There is no "shrinking". Channels of the airwaves were allocated as far as the technology would allow without interference. Before the Federal Radio Commission (precursor of the FCC) anyone could put up a transmitter. And if you put up ten watts I could put up a hundred watts, then you'd put up a thousand and I'd put up ten thousand. It was chaos. Limited space means limited. That's a technical reality.
In fact the argument for dropping the Fairness Doctrine was that that original limitation was far less limited, with FM radio, UHF television, and then cable, and now internet. But in the 1940s that wasn't the case; the technology is by definition limited.
Again no one is being forced to state opposing view points, this site doesn't have to bring in or post an opposing viewpoints, it's done by the volition of those who participate
The site, in this analogy, represents the public forum --- the broadcast spectrum. Consider a blog site then. I write my blogs, and you can't write on it. If the internet allowed a limited number of blog sites and you were too late getting one --- you'd be out of luck. You'd have no outlet. IF that were the case and the Federal Internet Commission declared "since internet space is limited, you have to let Sakinago post comments", then you'd have a voice on that basis.
But the internet is not limited, and there's no such thing as a Federal Internet Commission. This is just another attempt at analogy.
The broadcaster, it's crucial to understand, does not own the airwaves. WE do. That was defined from day one -- that's why they're called the "public airwaves". The broadcaster gets to use those airwaves (for free I might add) at the pleasure of the People. So the FD --- and the Equal Time rule for that matter -- are put there for our protection, to ensure that no broadcaster gets to own the discourse.
This would be like saying, the people own a newspaper, or a certain type of medium, and therefore government is now allowed to regulate how they see fit. This would be a silly concept for newspapers. It turned out to be a silly concept for radio, since the ratings for political talk radio didn't explode until after abolition of fairness doctrine. And government taking control of radio did not help the people, and did not advance radio technology. FM radio was suppressed for many years. And is why government should not be in the business of licensing who says what, through whatever medium.
No it would not. A newspaper is printed on a resource which is not limited. There's no reason two, five, fifteen or 150 newspapers could not PHYSICALLY exist in the same place, whether they could capture an audience or not. PAPER is not limited. AIRWAVES are.

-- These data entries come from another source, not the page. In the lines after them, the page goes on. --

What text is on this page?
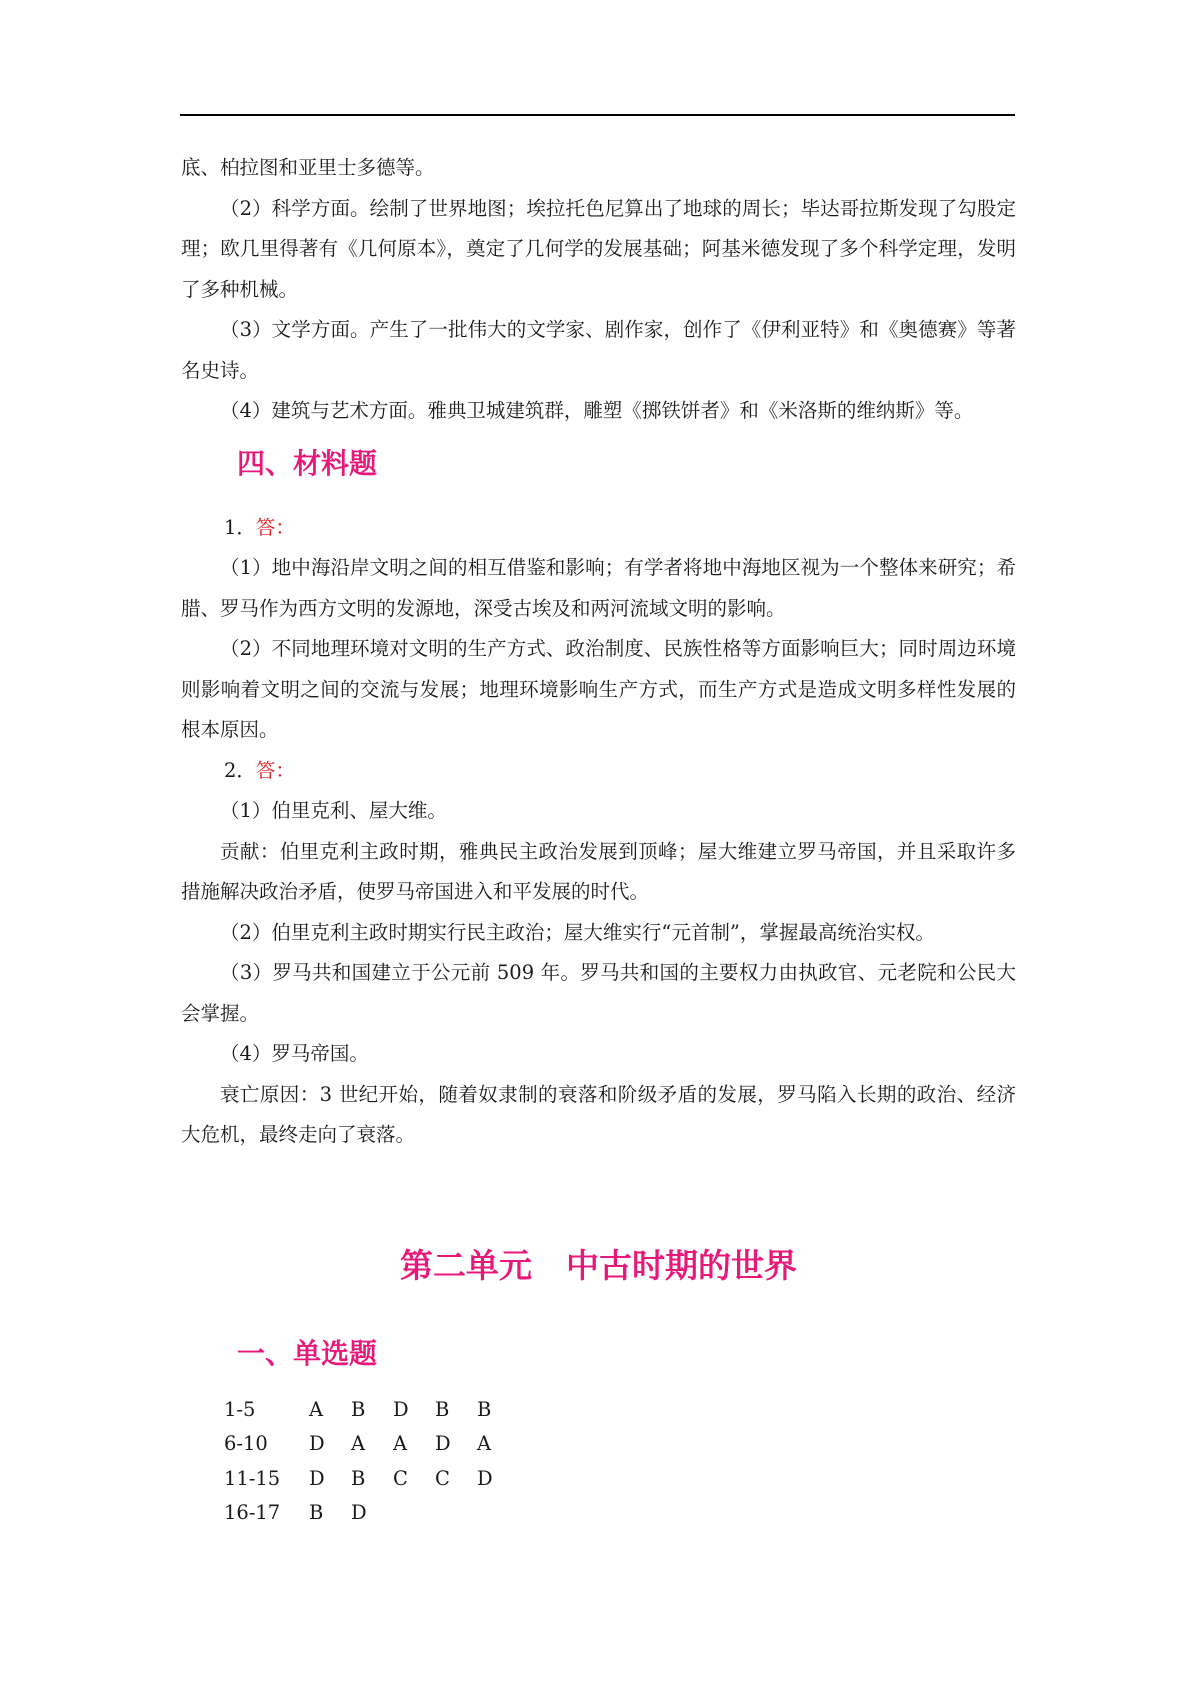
底、柏拉图和亚里士多德等。

（2）科学方面。绘制了世界地图；埃拉托色尼算出了地球的周长；毕达哥拉斯发现了勾股定理；欧几里得著有《几何原本》，奠定了几何学的发展基础；阿基米德发现了多个科学定理，发明了多种机械。

（3）文学方面。产生了一批伟大的文学家、剧作家，创作了《伊利亚特》和《奥德赛》等著名史诗。

（4）建筑与艺术方面。雅典卫城建筑群，雕塑《掷铁饼者》和《米洛斯的维纳斯》等。

四、材料题

1．答：

（1）地中海沿岸文明之间的相互借鉴和影响；有学者将地中海地区视为一个整体来研究；希腊、罗马作为西方文明的发源地，深受古埃及和两河流域文明的影响。

（2）不同地理环境对文明的生产方式、政治制度、民族性格等方面影响巨大；同时周边环境则影响着文明之间的交流与发展；地理环境影响生产方式，而生产方式是造成文明多样性发展的根本原因。

2．答：

（1）伯里克利、屋大维。

贡献：伯里克利主政时期，雅典民主政治发展到顶峰；屋大维建立罗马帝国，并且采取许多措施解决政治矛盾，使罗马帝国进入和平发展的时代。

（2）伯里克利主政时期实行民主政治；屋大维实行“元首制”，掌握最高统治实权。

（3）罗马共和国建立于公元前 509 年。罗马共和国的主要权力由执政官、元老院和公民大会掌握。

（4）罗马帝国。

衰亡原因：3 世纪开始，随着奴隶制的衰落和阶级矛盾的发展，罗马陷入长期的政治、经济大危机，最终走向了衰落。

第二单元 中古时期的世界
一、单选题
1-5	A	B	D	B	B
6-10	D	A	A	D	A
11-15	D	B	C	C	D
16-17	B	D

FM radio was not at all "suppressed" except by the broadcast "industry". Actually it was, again, the government that unsupressed it, primarily by mandating that AM stations ---which dominated at the time --- could not simply parrot their AM content onto their FM channel; they had to have some amount of different programming. THAT was when FM took off. Like it or not, it was the government that made that happen. Doing its job as the steward of the public airwaves.